Türkiye Cumhuriyeti kurulduğundan bu yana, devletimizin ve milletimizin en çok önem verdiği meselelerden birisi Kıbrıs. Akdeniz’in en büyük üçüncü adası olan Kıbrıs’ta, hala tam anlamıyla sorunlar çözülememiş olsa da bu yöndeki arayışlar devam ediyor. Bu arayışlar ve çalışmalar konusunda en büyük eleştiri ise geçmişte büyük mücadeleler ile kazanılan hakların kaybedilmemesi yönünde. Türk Mukavemet Teşkilatı da verilen bu mücadelenin en önemli simgelerinden birisi.
Ada 4 Haziran 1878’te İngilizlere kiralandı, 29 Ekim 1914’te ise İngilizler tarafından ilhak edildi. İngiliz yönetimi altında adanın iki büyük toplumu, Türkler ve Rumlar arasında gerilim hızla tırmanmaya başladı. Fikir babası Rigos Ferreros olan Megali İdea çerçevesinde Rumlar, Enosis isteğinden vazgeçmemekte kararlıydılar. Türkler ise Enosis’e bütünüyle karşıydılar.

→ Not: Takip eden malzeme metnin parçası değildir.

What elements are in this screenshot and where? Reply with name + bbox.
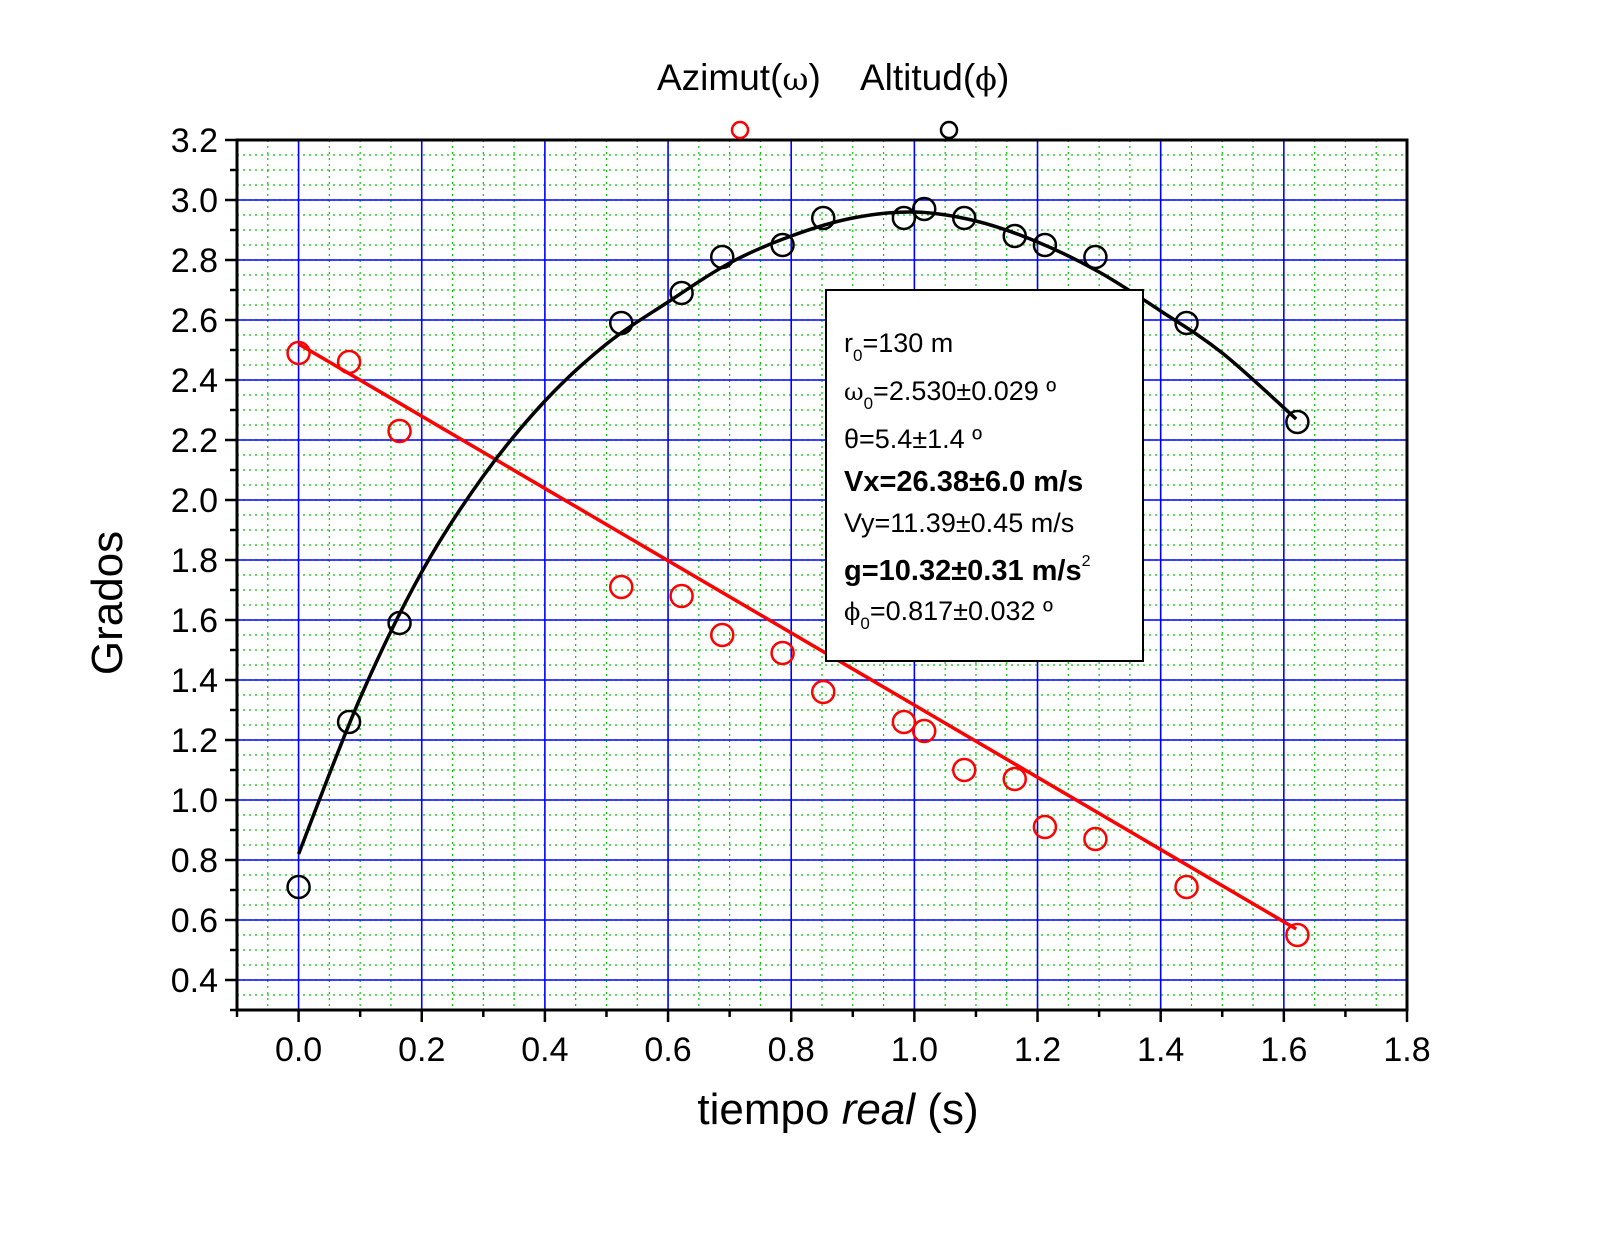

Enosis yanlısı Rumlar, bu hayallerini gerçekleştirebilmek adına seferber oldular. İngiliz yönetiminden açıkça Enosis talebinde bulundular, kilisenin öncülüğünde siyasal örgütlenmeler kurdular ve gazeteler yayınlayarak ada halkına ulaşmaya çalıştılar. Türkler de buna karşılık benzer iş ve yayınlarla hem İngiliz yönetiminin baskılarına hem de Rumların faaliyetlerine karşı direnç gösterdiler. 1959 yılına gelindiğinde dönemin başpiskoposu II. Makarios öncülüğünde adada Enosis Plebisiti düzenlendi. Sadece Rumların katıldığı bu oylamada %96 oranında Enosis’e destek toplandı ama İngiliz yönetimi bu plebisiti kabul etmedi. Böylece bu girişim başarısız oldu. Bu tarihten sonra Makarios liderliğindeki Enosis yanlıları çözümü silahta arayacaktı. 7 Mart 1953’te İhtilal Konseyi kuruldu, EOKA’nın temeli atıldı. 1954 yılı başlarında adaya silah sevkiyatı başladı ve Kasım ayında da örgüte liderlik edecek olan Grivas adaya çıktı. Artık adada silahlar ve bombalar konuşacaktı. EOKA namlusunu hem İngiliz yönetimine hem Türk halkına çevirmişti.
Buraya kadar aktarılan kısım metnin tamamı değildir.